In order to increase resilience of the distribution service two error handling measures were introduced.

The first one being Spring Boot's Retry logic, which is applied to all S3 operations with the number of retries being specified in the application configuration. This results in Spring Boot retrying the operation up to three times, with a two second pause in between.

The second part will catch operations, that have failed even after retrying them through SpringBoot's Retry logic. If more than five uploads fail (can be configured in the application configuration) the program will terminate with an error, if less than five operations have failed so far the error will just be logged to console, but the upload will continue.

The error handling is designed to handle intermediate errors, like short connection problems. If too many operations fail it is safe to assume, that a bigger problem is occurring and that subsequent operations will also fail. In this case the program is terminated to prevent unnecessary load.

Retention

The same 14 days retention period (like the database) is also enforced on the S3 compatible storage. Each distribution run will execute the retention policy.

When data deletion is executed on the object store, the object store is instructed to delete all files with the following prefix:

version/v1/diagnosis-keys/country/DE/<date>

In which <date> stands for the ISO formatted date (e.g. 2012-06-05), and is before the retention cutoff date (today - 14 days).

Assembly Process

The exported diagnosis-keys are being organized in hourly and daily archives. The folder structure is as follows: /version/<version>/diagnosis-keys/country/<ISO-3166-country>/date/<YYYY-MM-DD>/hour/<hh>/index. The version, country, date and hour directory also contain an index file each, listing all the subdirectories.
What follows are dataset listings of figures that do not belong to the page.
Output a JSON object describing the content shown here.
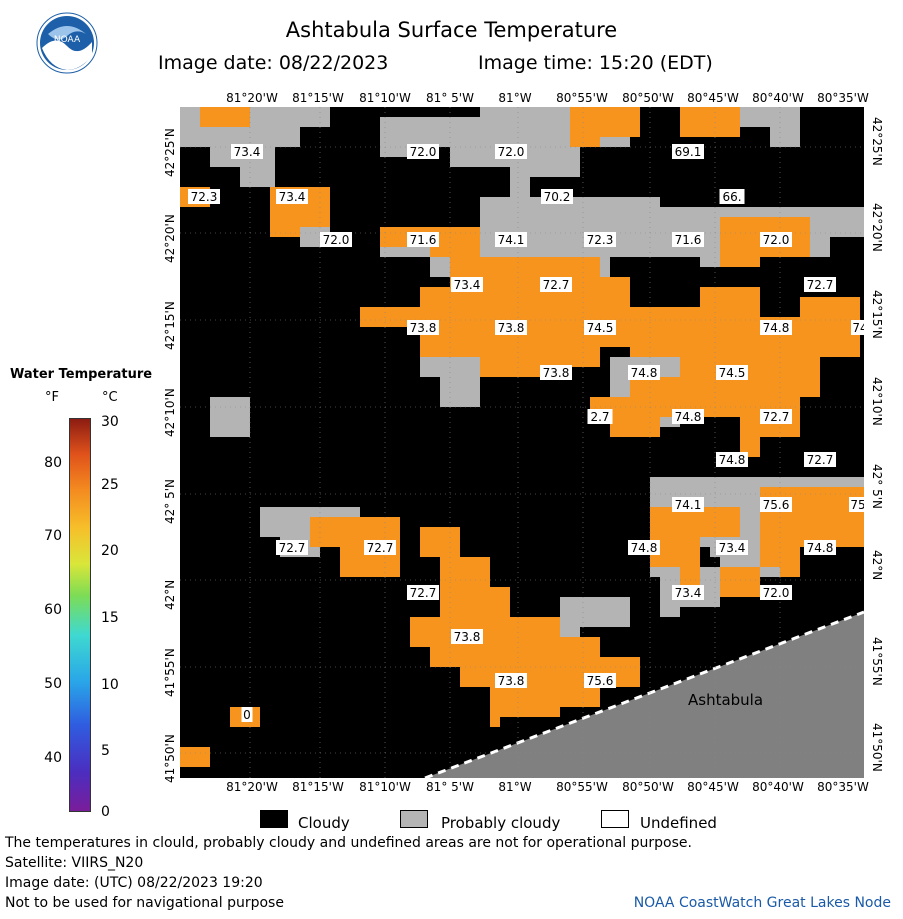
{
  "title": "Ashtabula Surface Temperature",
  "image_date_label": "Image date: 08/22/2023",
  "image_time_label": "Image time: 15:20 (EDT)",
  "logo_text": "NOAA",
  "legend": {
    "title": "Water Temperature",
    "unit_f": "°F",
    "unit_c": "°C",
    "f_ticks": [
      "80",
      "70",
      "60",
      "50",
      "40"
    ],
    "c_ticks": [
      "30",
      "25",
      "20",
      "15",
      "10",
      "5",
      "0"
    ]
  },
  "map": {
    "lon_labels_top": [
      "81°20'W",
      "81°15'W",
      "81°10'W",
      "81° 5'W",
      "81°W",
      "80°55'W",
      "80°50'W",
      "80°45'W",
      "80°40'W",
      "80°35'W"
    ],
    "lon_labels_bottom": [
      "81°20'W",
      "81°15'W",
      "81°10'W",
      "81° 5'W",
      "81°W",
      "80°55'W",
      "80°50'W",
      "80°45'W",
      "80°40'W",
      "80°35'W"
    ],
    "lat_labels": [
      "42°25'N",
      "42°20'N",
      "42°15'N",
      "42°10'N",
      "42° 5'N",
      "42°N",
      "41°55'N",
      "41°50'N"
    ],
    "place_label": "Ashtabula",
    "temp_labels": [
      "73.4",
      "72.0",
      "72.0",
      "69.1",
      "72.3",
      "73.4",
      "70.2",
      "66.",
      "72.0",
      "71.6",
      "74.1",
      "72.3",
      "71.6",
      "72.0",
      "73.4",
      "72.7",
      "72.7",
      "73.8",
      "73.8",
      "74.5",
      "74.8",
      "74",
      "73.8",
      "74.8",
      "74.5",
      "2.7",
      "74.8",
      "72.7",
      "74.8",
      "72.7",
      "74.1",
      "75.6",
      "75",
      "72.7",
      "72.7",
      "74.8",
      "73.4",
      "74.8",
      "72.7",
      "73.4",
      "72.0",
      "73.8",
      "73.8",
      "75.6",
      "0"
    ]
  },
  "key": {
    "cloudy": "Cloudy",
    "probably_cloudy": "Probably cloudy",
    "undefined": "Undefined"
  },
  "footer": {
    "line1": "The temperatures in clould, probably cloudy and undefined areas are not for operational purpose.",
    "line2": "Satellite: VIIRS_N20",
    "line3": "Image date: (UTC) 08/22/2023  19:20",
    "line4": "Not to be used for navigational purpose",
    "credit": "NOAA CoastWatch Great Lakes Node"
  },
  "colors": {
    "cloudy": "#000000",
    "probably_cloudy": "#b4b4b4",
    "land": "#808080",
    "water_warm": "#f7941d",
    "credit": "#1a5aa8"
  }
}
All generated files are named index, which acts as a workaround to also support files & folders with the same name - e.g. version/v1/diagnosis-keys/country is both a file and the folder version/v1/diagnosis-keys/country/. S3 supports this concept, but writing this structure to the local disk is not supported. Therefore, this country file will be assembled as version/v1/diagnosis-keys/country/index. The /index part will then be removed upon S3 upload.

For each assembly run the diagnosis keys for the last 14 days are queried. Based on the result, hour and their parent directories are created and the keys are added to their respective archives. To which archive the key should be added is determined by the distribution timestamp.

The diagnosis keys need to be expired for at least two hours, before they can be distributed. This means that if the key has been submitted within two hours after the expiry date, it cannot be published immediately. Therefore a distribution timestamp is calculated, which is either the submission timestamp, or, if the submission timestamp is within two hours after the expiry date, the expiry date plus two hours. This ensures compliance with the specification from Google and Apple.

Each run creates all hourly and daily archives for the last 14 days. To prevent unnecessary uploads the cwa-hash header has been introduced.